As the Turkish Lira slumps to record lows under the pressure of characteristically Trumpian tariffs, President Recep Tayyip Erdogan is looking to “new partners” to support the country’s failing currency. Amid rallying cries to the Turkish people, imploring they steel themselves for further “attacks,” Erdogan suggested Ankara would seek support from “new friends”, from “Iran, to Russia, to China and some European countries.” Of these, China looms largest as the most obvious, and most worrying, potential source of support. China’s geopolitical goals, notably the much trumpeted Belt and Road Initiative and recent developments in Turkish politics have produced favorable conditions for deepening the two nation’s economic relations, with potentially grave consequences for Turkey and the West.
In 2001, faced with a similar currency crisis, Turkey turned west to the IMF. This bailout marked the 18th time Turkey had turned to the IMF for such assistance and complied with all the pro-market neoliberal reforms such aid inevitably entails. Now, however, developments within Turkish politics have made such a move less likely this time around. The central factor is the immense growth in Erdogan’s presidential powers. Victory in last April’s constitutional referendum confirmed Turkey’s turn to autocracy and legally enshrined Erdogan’s position as autocrat. Autocratic leadership lends itself to Chinese investment. An autocratic penchant for “white elephant” projects, and Beijing’s predilection toward financially supporting such projects (while the IMF generally turns its nose up at such “status diplomacy”) have been well showcased in Africa. Beyond this, Erdogan’s amplified authority has given him the ability to circumvent the established Western-facing political elites in Ankara.
Traditionally the biggest block to China-Turkish relations has been Turkey’s formerly prized NATO membership and desire to maintain a positive relationship with Western powers. Historically, it has only been when this relationship has broken down that Turkey has wholeheartedly pursued economic cooperation with China: The 1990s, for example, saw Turkey turning to China for arms imports, as Western powers’ relationship with Turkey’s Kurdish minority left them reluctant to arm the Kurd’s perceived oppressor. Symbolic of the importance of Turkey’s positive relationship with the West was the cancellation in November 2013, under pressure from Western states, of China Precision Machinery Import-Export Cooperation’s previously successful bid to provide a Turkish anti-missile defense system.
Now, with the pro-Western elites in Ankara sidelined, Erdogan has increasingly turned away from NATO and the West, a trend much remarked upon in Western media, thus allowing for increased Turkey-Chinese cooperation. As Turkey steps up its military cooperation with Russia it is doing the same with China, while Chinese investment in Turkish companies continues to accelerate. Running alongside this process is one that sees autocratic Turkey move away from a “neo-Ottomanist” concern for the Uyghur minority in China, which had previously inhibited China-Turkish relations, to a more pragmatic willingness to ignore the plight of these “eastern Turks.”

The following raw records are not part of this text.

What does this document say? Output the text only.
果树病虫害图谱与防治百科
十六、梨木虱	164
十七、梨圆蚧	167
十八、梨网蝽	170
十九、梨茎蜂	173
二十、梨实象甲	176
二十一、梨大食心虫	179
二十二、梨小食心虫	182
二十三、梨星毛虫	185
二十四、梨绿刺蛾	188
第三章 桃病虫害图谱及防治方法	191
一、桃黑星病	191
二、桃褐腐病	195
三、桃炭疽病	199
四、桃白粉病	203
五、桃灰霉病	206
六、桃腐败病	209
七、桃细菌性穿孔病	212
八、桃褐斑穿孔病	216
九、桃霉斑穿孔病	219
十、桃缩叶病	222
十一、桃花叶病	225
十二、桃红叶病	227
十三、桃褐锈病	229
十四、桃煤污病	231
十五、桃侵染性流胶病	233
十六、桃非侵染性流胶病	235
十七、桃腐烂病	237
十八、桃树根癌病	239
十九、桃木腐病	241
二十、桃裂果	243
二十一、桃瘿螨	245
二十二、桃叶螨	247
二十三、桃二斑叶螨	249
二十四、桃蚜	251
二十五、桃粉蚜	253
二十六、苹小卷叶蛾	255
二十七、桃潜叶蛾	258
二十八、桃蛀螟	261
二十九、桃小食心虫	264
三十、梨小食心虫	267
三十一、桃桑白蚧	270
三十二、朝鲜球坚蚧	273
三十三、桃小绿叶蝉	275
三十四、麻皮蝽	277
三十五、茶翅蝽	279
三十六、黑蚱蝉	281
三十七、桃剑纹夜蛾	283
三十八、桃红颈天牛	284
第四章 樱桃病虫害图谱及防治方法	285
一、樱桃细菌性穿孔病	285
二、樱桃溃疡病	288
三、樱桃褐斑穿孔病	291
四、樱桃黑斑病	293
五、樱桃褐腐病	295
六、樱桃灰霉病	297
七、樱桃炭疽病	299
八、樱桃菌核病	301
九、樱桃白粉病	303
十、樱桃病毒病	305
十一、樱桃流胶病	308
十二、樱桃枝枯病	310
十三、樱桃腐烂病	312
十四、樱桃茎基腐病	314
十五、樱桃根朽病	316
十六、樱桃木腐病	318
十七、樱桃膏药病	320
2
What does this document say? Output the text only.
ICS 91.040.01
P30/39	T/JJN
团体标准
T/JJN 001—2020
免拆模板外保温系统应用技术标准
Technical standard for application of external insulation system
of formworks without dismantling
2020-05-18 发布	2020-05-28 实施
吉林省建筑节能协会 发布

Of course, insular Turkish explanations are not by themselves sufficient to explain Turkey’s growing turn toward China. Some of the blame must lay with the Western powers, notably the United States. President Donald Trump’s unorthodox policy of aggressive trade tariffs has not only pushed the Turkish lira to crisis point, with Trump’s doubling of Turkey’s steel and aluminum tariffs contributing to the current crisis, but encouraged Turkey to find friends outside of the Western bloc.
Chinese policy also lends itself toward Chinese-Turkish cooperation. Turkey, as a bridge between Europe and Asia, occupies a key strategic position in the Belt and Road Initiative, thus making it firmly within Bejing’s interests to expand their economic control in this troubled state. Aiding Turkey in its hour of need would also be coherent with Beijing’s policy toward the developing world more broadly, helping construct its desired image, as in Africa, as a “non-hegemonic power,” an alternative to the exploitative neoliberal capitalist development path represented by the IMF and instead representing the construction of mutually supportive relations between developing nations.
This kind of rhetoric, that China represents a non-hegemonic alternative to the IMF and Western institutions, should be taken with more than a pinch of salt. When Sri Lanka turned to China to finance a dubiously justified port project, they only succeeding in losing both the port and swathes of territory to Beijing. Meanwhile African countries, perhaps the largest recipients of China’s ostensibly benevolent behavior, creak under the weight of costly white elephant projects and immense amounts of debt.
There is no denying that IMF conditions can be stringent and can cause much pain to the people in the name of the international market. That said, Turkey, not to mention the West, should be wary of Erdogan and his allies in Ankara opening the door to large-scale Chinese influence. There is, after all, no such thing as a free lunch.
Arran Elcoate is a post-graduate research student at Bristol University.